There is limited evidence evaluating surgical treatments for nerve injuries involving both the IAN and lingual nerves. The aggressiveness of these interventions correlates with the severity of the nerve damage. In cases of nerve damage suspected to be due to compression, decompression through internal and external neurolysis is performed by removing or releasing the surrounding tissues to alleviate the pressure. When the two ends of the nerve can reach each other without tension, direct neurorrhaphy is employed; otherwise, the sleeves technique is used. In instances of severely disrupted nerves, an autologous nerve graft, harvested from the greater auricular or medial antebrachial nerves, is utilized. This method is considered the gold standard despite its disadvantages, such as the requirement for a second surgical site [35, 36]. Surgical intervention is generally recommended if sensory recovery has not occurred within 3 to 9 months despite the application of the aforementioned noninvasive modalities [37]. More robust RCTs are needed in the field of surgical nerve damage treatment. These studies should consider the development of next-generation conduits enriched with stem cells, Schwann cells, and extracellular matrix proteins, which enable the controlled delivery of neurotrophic factors for guided nerve regrowth [36].

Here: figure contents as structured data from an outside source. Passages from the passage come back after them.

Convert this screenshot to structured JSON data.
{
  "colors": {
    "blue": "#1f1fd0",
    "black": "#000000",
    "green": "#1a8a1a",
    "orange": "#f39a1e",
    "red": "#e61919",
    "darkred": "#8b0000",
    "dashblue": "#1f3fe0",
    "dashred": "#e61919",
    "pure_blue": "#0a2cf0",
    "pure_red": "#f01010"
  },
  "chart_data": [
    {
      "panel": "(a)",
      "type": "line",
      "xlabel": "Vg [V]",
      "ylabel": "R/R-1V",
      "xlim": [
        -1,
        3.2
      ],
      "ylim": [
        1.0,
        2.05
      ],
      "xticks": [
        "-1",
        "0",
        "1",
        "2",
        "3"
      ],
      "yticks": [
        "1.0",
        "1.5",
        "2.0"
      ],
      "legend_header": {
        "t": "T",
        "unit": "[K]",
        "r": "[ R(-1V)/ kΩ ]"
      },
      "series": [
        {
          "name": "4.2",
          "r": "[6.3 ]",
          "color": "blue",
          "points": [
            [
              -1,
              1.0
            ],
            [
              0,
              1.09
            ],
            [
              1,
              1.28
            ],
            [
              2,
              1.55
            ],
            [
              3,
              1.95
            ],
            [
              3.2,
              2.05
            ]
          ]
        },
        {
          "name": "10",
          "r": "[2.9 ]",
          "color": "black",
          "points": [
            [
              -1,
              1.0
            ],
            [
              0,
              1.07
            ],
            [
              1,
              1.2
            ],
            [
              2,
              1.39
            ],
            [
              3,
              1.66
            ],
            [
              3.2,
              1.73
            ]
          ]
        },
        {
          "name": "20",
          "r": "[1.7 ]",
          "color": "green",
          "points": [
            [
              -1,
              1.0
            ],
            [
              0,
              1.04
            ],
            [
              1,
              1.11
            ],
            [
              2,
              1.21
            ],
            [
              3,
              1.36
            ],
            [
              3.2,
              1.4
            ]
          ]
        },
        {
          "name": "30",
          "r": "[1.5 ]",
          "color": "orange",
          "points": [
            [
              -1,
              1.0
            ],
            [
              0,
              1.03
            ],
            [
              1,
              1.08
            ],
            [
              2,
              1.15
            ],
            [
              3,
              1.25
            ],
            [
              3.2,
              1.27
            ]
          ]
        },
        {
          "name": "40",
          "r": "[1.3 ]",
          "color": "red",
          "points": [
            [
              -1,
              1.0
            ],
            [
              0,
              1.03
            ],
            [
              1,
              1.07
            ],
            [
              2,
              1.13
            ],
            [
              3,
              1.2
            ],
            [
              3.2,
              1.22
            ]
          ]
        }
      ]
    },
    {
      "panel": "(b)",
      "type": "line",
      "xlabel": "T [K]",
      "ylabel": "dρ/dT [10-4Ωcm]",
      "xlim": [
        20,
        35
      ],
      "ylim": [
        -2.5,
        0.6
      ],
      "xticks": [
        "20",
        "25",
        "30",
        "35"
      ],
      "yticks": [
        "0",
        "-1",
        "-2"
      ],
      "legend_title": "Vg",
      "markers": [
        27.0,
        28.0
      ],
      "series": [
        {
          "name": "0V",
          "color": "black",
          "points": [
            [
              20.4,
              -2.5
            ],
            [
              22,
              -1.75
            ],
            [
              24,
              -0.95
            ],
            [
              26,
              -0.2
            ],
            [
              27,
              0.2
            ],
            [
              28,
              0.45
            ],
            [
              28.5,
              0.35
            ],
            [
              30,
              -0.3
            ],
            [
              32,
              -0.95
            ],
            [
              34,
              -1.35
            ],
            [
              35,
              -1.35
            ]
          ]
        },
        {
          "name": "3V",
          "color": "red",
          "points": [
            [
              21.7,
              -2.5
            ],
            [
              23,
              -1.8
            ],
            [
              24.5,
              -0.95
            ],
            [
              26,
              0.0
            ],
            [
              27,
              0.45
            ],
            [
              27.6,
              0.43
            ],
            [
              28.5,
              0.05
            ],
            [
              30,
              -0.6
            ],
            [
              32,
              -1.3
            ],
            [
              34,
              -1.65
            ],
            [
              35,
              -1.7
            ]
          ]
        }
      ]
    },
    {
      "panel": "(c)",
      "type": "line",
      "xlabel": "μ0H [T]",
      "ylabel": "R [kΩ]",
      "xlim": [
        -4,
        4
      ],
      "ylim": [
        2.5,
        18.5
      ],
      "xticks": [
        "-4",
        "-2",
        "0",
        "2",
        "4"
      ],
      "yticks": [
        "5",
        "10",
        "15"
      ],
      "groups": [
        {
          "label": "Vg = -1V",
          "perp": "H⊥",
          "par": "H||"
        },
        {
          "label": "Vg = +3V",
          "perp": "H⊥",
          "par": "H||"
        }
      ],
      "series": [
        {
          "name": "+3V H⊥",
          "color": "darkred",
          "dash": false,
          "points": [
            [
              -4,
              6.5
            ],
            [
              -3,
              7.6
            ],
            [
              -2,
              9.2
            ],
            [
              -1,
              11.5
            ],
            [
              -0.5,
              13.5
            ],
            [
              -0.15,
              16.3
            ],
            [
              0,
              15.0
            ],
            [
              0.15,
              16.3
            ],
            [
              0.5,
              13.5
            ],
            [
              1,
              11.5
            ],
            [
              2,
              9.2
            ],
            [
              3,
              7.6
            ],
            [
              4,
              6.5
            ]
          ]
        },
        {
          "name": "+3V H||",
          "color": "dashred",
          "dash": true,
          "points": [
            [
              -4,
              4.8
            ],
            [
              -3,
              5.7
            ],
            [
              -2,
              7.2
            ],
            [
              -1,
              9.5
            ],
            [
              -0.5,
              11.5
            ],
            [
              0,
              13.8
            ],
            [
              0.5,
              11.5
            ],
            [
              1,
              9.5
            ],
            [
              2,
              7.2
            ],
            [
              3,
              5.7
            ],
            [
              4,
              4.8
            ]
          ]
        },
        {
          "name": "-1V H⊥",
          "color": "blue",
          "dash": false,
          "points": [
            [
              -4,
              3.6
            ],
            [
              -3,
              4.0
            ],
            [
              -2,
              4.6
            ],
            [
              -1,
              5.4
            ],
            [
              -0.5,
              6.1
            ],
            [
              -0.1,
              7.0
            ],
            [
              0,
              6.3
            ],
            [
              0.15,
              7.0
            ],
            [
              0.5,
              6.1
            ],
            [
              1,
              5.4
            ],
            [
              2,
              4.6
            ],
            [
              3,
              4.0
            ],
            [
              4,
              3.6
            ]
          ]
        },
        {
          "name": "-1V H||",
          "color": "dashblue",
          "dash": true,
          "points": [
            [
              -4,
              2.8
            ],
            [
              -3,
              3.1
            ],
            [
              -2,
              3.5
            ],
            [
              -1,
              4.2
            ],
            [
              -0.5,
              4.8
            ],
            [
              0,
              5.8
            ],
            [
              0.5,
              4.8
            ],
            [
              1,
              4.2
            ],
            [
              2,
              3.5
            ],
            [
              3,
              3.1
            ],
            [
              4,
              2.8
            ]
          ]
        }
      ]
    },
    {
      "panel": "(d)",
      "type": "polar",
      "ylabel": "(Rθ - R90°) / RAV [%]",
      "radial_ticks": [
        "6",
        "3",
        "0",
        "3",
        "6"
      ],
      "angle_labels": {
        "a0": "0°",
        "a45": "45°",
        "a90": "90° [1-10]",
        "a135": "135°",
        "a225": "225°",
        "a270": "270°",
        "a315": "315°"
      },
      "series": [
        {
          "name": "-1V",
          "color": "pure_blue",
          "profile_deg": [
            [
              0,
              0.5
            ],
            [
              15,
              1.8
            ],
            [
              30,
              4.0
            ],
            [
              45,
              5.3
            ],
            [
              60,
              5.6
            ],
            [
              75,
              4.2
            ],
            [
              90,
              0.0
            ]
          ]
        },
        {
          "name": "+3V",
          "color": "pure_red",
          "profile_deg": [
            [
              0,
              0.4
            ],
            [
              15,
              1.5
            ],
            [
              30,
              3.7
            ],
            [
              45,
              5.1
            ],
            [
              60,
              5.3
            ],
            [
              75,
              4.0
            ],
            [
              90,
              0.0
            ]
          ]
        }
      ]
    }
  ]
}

Finally, the included studies had a considerable amount of bias in several fields, including randomization, allocation concealment, blinding, and data analysis in case of study withdrawal by some patients (Fig. 2). Most studies only mentioned that they used randomization without giving further information on their way of randomization. However, based on the checklists of risk of bias assessment and Good Clinical Practice (GCP) guidelines, such information is not enough [38], and the randomization type (e.g., simple, block, stratified, and others) and related method or tool should be discussed in details. The method of allocation concealment (e.g., using opaque envelopes) should be explained in detail as well. Moreover, most studies only mentioned that they blinded the participants, researchers, or data analysis level, lacked a robust blinding setup, and did not give any further information on the method of maintaining the blinding chain during the study, its potential compromise, and related reasons. Also, the last field with the highest bias was the method of data analysis in case of study withdrawal by some patients. Ultimately, it is recommended to perform future studies addressing the mentioned shortcomings while following the GCP guidelines to achieve valid and reliable results.